Guru No Emosi, Siswa Happy
Oleh: Nur Lailiyah, S.Pd, M.Pd
Dalam dunia pendidikan yang semakin kompleks, peran guru telah berevolusi jauh dari sekadar penyampaian materi pelajaran. Saat ini, guru dituntut untuk menjadi fasilitator, motivator, dan bahkan pendukung emosional bagi siswa. Sehingga salah satu aspek yang paling penting dalam menciptakan lingkungan belajar yang positif adalah kemampuan guru dalam mengelola emosi mereka sendiri.
Emosi adalah bagian integral dari pengalaman manusia, termasuk bagi para guru yang berperan sebagai pendidik dan pembimbing. Namun, emosi yang tidak terkelola dengan baik dapat menimbulkan dampak negatif, baik bagi guru itu sendiri maupun bagi siswa yang mereka ajar.
Dalam konteks pendidikan, guru sering kali menghadapi tekanan yang berasal dari berbagai sumber. Seperti tuntutan kurikulum, perilaku siswa, dan ekspektasi dari orang tua serta pihak sekolah. Ketidakmampuan untuk mengelola emosi dalam situasi-situasi tersebut dapat mengakibatkan dampak buruk, seperti stres, kecemasan, dan bahkan burnout.

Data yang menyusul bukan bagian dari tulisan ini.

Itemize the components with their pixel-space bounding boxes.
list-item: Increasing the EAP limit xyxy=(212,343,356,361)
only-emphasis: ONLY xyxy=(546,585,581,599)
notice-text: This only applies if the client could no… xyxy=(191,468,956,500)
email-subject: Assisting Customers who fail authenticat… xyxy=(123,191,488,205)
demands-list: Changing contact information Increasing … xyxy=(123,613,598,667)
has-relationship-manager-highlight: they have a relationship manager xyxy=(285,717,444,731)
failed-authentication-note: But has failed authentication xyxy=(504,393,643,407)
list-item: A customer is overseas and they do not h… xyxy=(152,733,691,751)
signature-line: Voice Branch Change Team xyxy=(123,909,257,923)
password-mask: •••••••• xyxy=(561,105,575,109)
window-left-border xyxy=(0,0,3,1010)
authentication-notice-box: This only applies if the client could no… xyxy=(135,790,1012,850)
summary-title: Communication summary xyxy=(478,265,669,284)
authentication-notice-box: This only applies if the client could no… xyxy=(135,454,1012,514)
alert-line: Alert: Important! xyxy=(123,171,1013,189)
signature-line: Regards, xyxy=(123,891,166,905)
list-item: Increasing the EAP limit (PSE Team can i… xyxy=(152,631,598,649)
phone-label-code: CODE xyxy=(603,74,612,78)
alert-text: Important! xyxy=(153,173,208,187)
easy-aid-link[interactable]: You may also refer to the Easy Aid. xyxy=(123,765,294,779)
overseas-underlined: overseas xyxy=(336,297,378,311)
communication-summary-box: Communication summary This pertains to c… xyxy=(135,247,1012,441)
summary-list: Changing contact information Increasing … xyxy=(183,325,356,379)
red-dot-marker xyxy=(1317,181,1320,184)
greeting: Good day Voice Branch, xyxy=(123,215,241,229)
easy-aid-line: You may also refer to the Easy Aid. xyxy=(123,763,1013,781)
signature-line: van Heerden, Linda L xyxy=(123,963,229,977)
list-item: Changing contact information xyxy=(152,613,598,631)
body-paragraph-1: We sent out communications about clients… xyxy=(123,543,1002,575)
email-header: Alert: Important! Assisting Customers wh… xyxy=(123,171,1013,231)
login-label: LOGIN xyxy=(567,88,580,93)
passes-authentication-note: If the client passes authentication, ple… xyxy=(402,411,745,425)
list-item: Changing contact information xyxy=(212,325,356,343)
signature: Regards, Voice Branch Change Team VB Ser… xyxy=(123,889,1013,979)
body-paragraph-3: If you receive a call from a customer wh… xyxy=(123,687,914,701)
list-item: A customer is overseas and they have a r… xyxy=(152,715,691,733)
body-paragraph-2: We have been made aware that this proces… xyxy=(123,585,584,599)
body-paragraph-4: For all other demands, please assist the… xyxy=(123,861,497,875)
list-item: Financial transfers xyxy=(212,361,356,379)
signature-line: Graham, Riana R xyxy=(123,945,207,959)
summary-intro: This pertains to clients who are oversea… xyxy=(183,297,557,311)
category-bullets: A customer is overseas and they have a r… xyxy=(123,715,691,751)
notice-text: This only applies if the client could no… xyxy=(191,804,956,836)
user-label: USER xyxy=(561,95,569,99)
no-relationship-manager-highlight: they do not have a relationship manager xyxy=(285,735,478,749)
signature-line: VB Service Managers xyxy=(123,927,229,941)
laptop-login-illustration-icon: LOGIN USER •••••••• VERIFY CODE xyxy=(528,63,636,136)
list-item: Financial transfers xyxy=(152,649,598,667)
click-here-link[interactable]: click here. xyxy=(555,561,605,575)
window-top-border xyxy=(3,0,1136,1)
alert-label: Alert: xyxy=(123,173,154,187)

Penelitian menunjukkan bahwa guru yang tidak mampu mengelola emosinya dapat menciptakan lingkungan belajar yang tidak kondusif, yang pada akhirnya berpengaruh pada hasil belajar siswa. (Sutton & Wheatley, 2003).
Dampak Positif dari kemampuan guru dalam mengelola emosi dengan baik, salah satunya dapat menciptakan suasana belajar yang nyaman dan kondusif. Guru yang tenang dan bersemangat dapat memotivasi siswa untuk terlibat aktif dalam proses pembelajaran. Di samping itu Emosi guru yang positif dapat menular kepada siswa.
Ketika guru menunjukkan antusiasme dan ketulusan, siswa cenderung merespons dengan keterlibatan yang lebih tinggi. Mereka merasa dihargai dan didukung, yang tentu saja dapat berkontribusi pada peningkatan kepercayaan diri dan motivasi belajar mereka. Dalam konteks ini, kebahagiaan siswa bukan hanya hasil dari pencapaian akademis, tetapi juga dari pengalaman emosional yang positif di sekolah.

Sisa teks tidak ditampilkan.